Rousseff pledged to eradicate poverty at home, and criticised the world's leading economies for devaluing their monies that was threatening the exports of Brazil and other countries.
A 62-year-old economist by training and a career bureaucrat, Rousseff won Lula's backing as the Workers' Party candidate against the Social Democracy Party's Jose Serra, former state governor of Sao Paulo.
Rousseff picked up 56 per cent of the vote to Serra's 44 per cent, according to an official tally of all ballots by the High Electoral Tribunal.
She will take charge on 1 January next year, when Lula, 65, is required to step down, having completed the maximum two consecutive terms permitted by law.
Rousseff has a reputation for fierce determination that Brazil's media have nicknamed her the "Iron Lady," in the mould of former British prime minister Margaret Thatcher.

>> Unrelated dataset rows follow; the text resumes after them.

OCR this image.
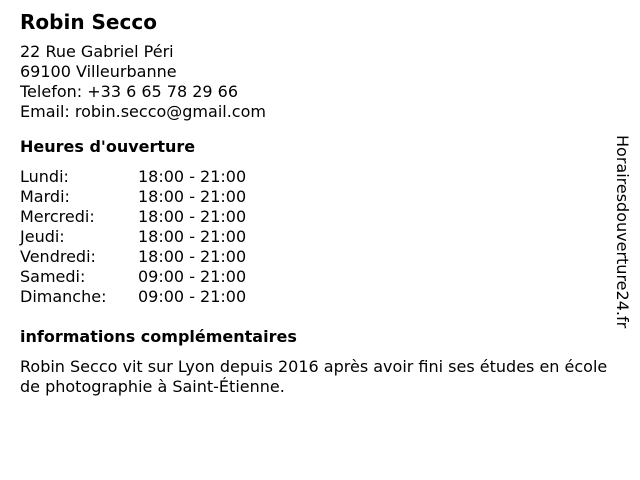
Robin Secco
22 Rue Gabriel Péri
69100 Villeurbanne
Telefon: +33 6 65 78 29 66
Email: robin.secco@gmail.com
Heures d'ouverture
Lundi:	18:00 - 21:00
Mardi:	18:00 - 21:00
Mercredi:	18:00 - 21:00
Jeudi:	18:00 - 21:00
Vendredi:	18:00 - 21:00
Samedi:	09:00 - 21:00
Dimanche:	09:00 - 21:00
informations complémentaires
Robin Secco vit sur Lyon depuis 2016 après avoir fini ses études en école de photographie à Saint-Étienne.
Horairesdouverture24.fr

She started out as a militant opposed to the 1964-1985 military dictatorship that ruled Brazil and spent three years in prison from 1970.
One of her biggest challenges is expected to be preparing the country to host the 2014 football World Cup and the 2016 Olympic Games, both awarded after Lula lobbying.
Meanwhile, Jose Serra said that his centrist opposition party would not be giving up that easily.
"To those of us imagining we're defeated: We have only started the real fight," he warned.